AU: Bush, and not Horatio, finds himself in the Spanish prison with Kennedy.
The candle, burning low, hardly flickered; the night was windless, the air heavy. Bush, his head resting against the high back of his chair, slept uneasily. He would sooner have been back in the cell than in this room that Masaredo had allowed them for the moment, circumstances being what they were. A sound made him start awake; a hoarse, sleep-muffled cry. He sat up straight at almost precisely the same moment that Kennedy woke, eyes snapping open, fear giving him the strength to sit almost upright. Bush, leaning forward, put a steady hand on his shoulder and helped him, panicked and disoriented as he was, to lie back.
“It’s all right, Mr Kennedy,” he said in a low voice, “It’s all right.”
The younger man looked at him fixedly, his breath emerging in shallow bursts. He appeared to try to say something; could not make the words come.
Bush repressed a sigh. A jug sat on the rickety table to his right, and he poured water from it into a dented metal cup. He leant forward again, but Kennedy pushed the cup aside weakly, turning his head away from Bush.
“Mr Kennedy,” said Bush again, a hard edge in his voice, “Stop this. You are going to drink, and you are going to eat. You do not want to die. We will get out of here.”
“No you won’t,” came the mumbled reply, “I’ll slow you down. You should have just let -”
“Would I be here if I did not think your life was worth anything?” Bush was impatient; the impatience all but masked his concern, “Would I take the trouble if I thought you would only impede our escape? I am not a soft-hearted man. And you -”

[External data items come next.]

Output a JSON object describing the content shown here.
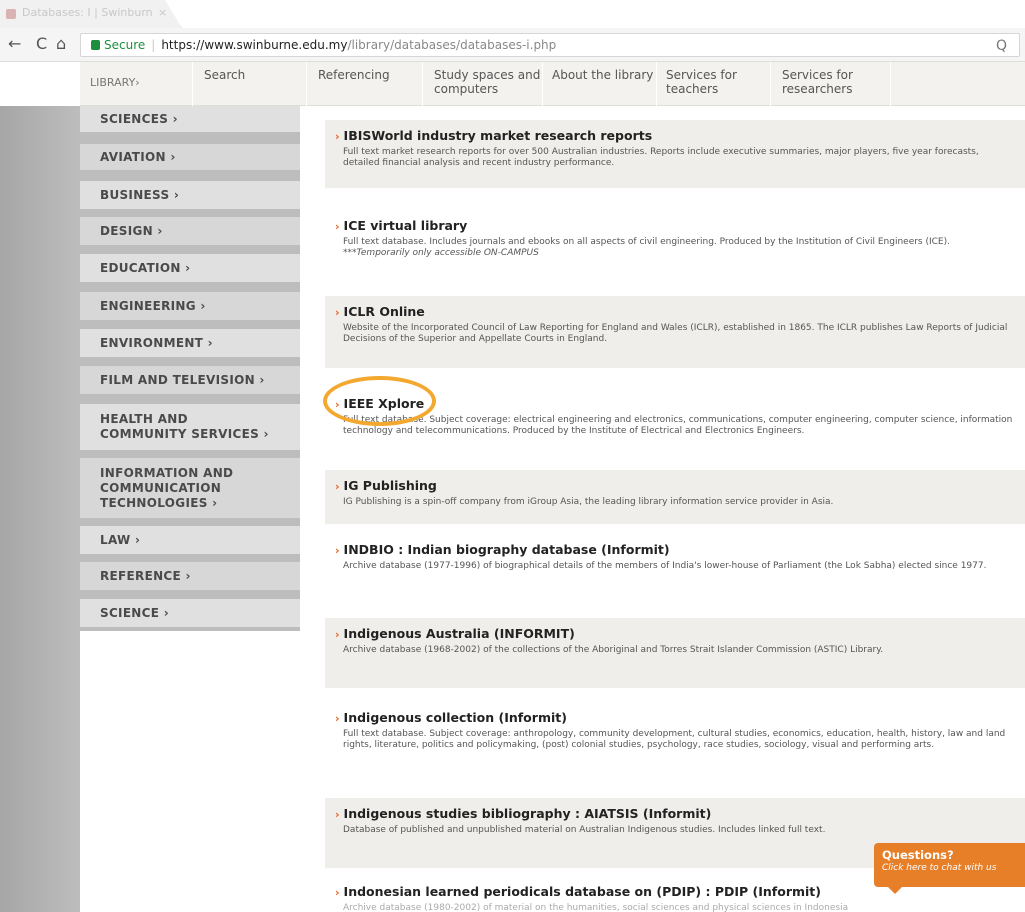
{
  "browser": {
    "tab_title": "Databases: I | Swinburn",
    "tab_close": "×",
    "back": "←",
    "forward": "→",
    "reload": "C",
    "home": "⌂",
    "secure_label": "Secure",
    "separator": "|",
    "url_main": "https://www.swinburne.edu.my",
    "url_path": "/library/databases/databases-i.php",
    "zoom": "Q"
  },
  "sitenav": {
    "items": [
      {
        "label": "LIBRARY›"
      },
      {
        "label": "Search"
      },
      {
        "label": "Referencing"
      },
      {
        "label": "Study spaces and computers"
      },
      {
        "label": "About the library"
      },
      {
        "label": "Services for teachers"
      },
      {
        "label": "Services for researchers"
      }
    ]
  },
  "sidebar": {
    "items": [
      {
        "label": "SCIENCES ›"
      },
      {
        "label": "AVIATION ›"
      },
      {
        "label": "BUSINESS ›"
      },
      {
        "label": "DESIGN ›"
      },
      {
        "label": "EDUCATION ›"
      },
      {
        "label": "ENGINEERING ›"
      },
      {
        "label": "ENVIRONMENT ›"
      },
      {
        "label": "FILM AND TELEVISION ›"
      },
      {
        "label": "HEALTH AND COMMUNITY SERVICES ›"
      },
      {
        "label": "INFORMATION AND COMMUNICATION TECHNOLOGIES ›"
      },
      {
        "label": "LAW ›"
      },
      {
        "label": "REFERENCE ›"
      },
      {
        "label": "SCIENCE ›"
      }
    ]
  },
  "entries": [
    {
      "chev": "›",
      "title": "IBISWorld industry market research reports",
      "desc": "Full text market research reports for over 500 Australian industries. Reports include executive summaries, major players, five year forecasts, detailed financial analysis and recent industry performance."
    },
    {
      "chev": "›",
      "title": "ICE virtual library",
      "desc": "Full text database. Includes journals and ebooks on all aspects of civil engineering. Produced by the Institution of Civil Engineers (ICE).",
      "note": "***Temporarily only accessible ON-CAMPUS"
    },
    {
      "chev": "›",
      "title": "ICLR Online",
      "desc": "Website of the Incorporated Council of Law Reporting for England and Wales (ICLR), established in 1865. The ICLR publishes Law Reports of Judicial Decisions of the Superior and Appellate Courts in England."
    },
    {
      "chev": "›",
      "title": "IEEE Xplore",
      "desc": "Full text database. Subject coverage: electrical engineering and electronics, communications, computer engineering, computer science, information technology and telecommunications. Produced by the Institute of Electrical and Electronics Engineers."
    },
    {
      "chev": "›",
      "title": "IG Publishing",
      "desc": "IG Publishing is a spin-off company from iGroup Asia, the leading library information service provider in Asia."
    },
    {
      "chev": "›",
      "title": "INDBIO : Indian biography database (Informit)",
      "desc": "Archive database (1977-1996) of biographical details of the members of India's lower-house of Parliament (the Lok Sabha) elected since 1977."
    },
    {
      "chev": "›",
      "title": "Indigenous Australia (INFORMIT)",
      "desc": "Archive database (1968-2002) of the collections of the Aboriginal and Torres Strait Islander Commission (ASTIC) Library."
    },
    {
      "chev": "›",
      "title": "Indigenous collection (Informit)",
      "desc": "Full text database. Subject coverage: anthropology, community development, cultural studies, economics, education, health, history, law and land rights, literature, politics and policymaking, (post) colonial studies, psychology, race studies, sociology, visual and performing arts."
    },
    {
      "chev": "›",
      "title": "Indigenous studies bibliography : AIATSIS (Informit)",
      "desc": "Database of published and unpublished material on Australian Indigenous studies. Includes linked full text."
    },
    {
      "chev": "›",
      "title": "Indonesian learned periodicals database on (PDIP) : PDIP (Informit)",
      "desc": "Archive database (1980-2002) of material on the humanities, social sciences and physical sciences in Indonesia"
    }
  ],
  "chat": {
    "title": "Questions?",
    "subtitle": "Click here to chat with us"
  }
}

“It’s my own doing, that I’m here,” said Kennedy bleakly. There was no trace in him of the spirited young midshipman whom Bush had known aboard theIndefatigable. “If I hadn’t…I almost got you all killed. Simpson was right -”
Bush interjected again. “Simpson,” he said tightly, “Was nothing more than a common coward. Whatever he said, it was unjust and untrue.”
“No it wasn’t,” Bush had to strain to hear the words, “I don’t remember any of the rest of you being such easy targets.”
Standing, Bush paced in long strides to the door and then back again. “The rest of us,” he rapped out, “Were not subjected to the same – things that you were. You are not weak.”
There followed a long silence, thick and cloying as the humid air.
“I wish you were right,” said Kennedy.
“Look at me,” Bush ordered him, and then again, his voice grim; resolute; unbending, “Look at me. This will end soon. We’ll escape, and when we do, you will be with us. Do you know how I know this? Because you are not a selfish man, and you will not leave another with the guilt of being unable to help you. You will not do that.”
Kennedy looked at him now. There was a familiar, faint spark of indignation in his expression. “You presume -”
“Ah,” said Bush dryly, “There you are. I quite wondered where you had gone.” At this, Kennedy gave him a look that was half amusement, half irritation, entirely his. Bush knew he had almost won. “I do not expect this to be easy,” he said, sobering, “But you must try. You must.”
After Bush had helped him to drink, Kennedy fell into a restless sleep, but no more old nightmares woke him. Bush stayed awake and thought. He himself had never been so completely without hope, and he wondered; faced with a situation wherein there seemed to be nowhere to go but down; feeling useless; feeling like a burden, how would he, himself, fare? Perhaps all men had it in them to want to die, and they only needed a push in the wrong direction.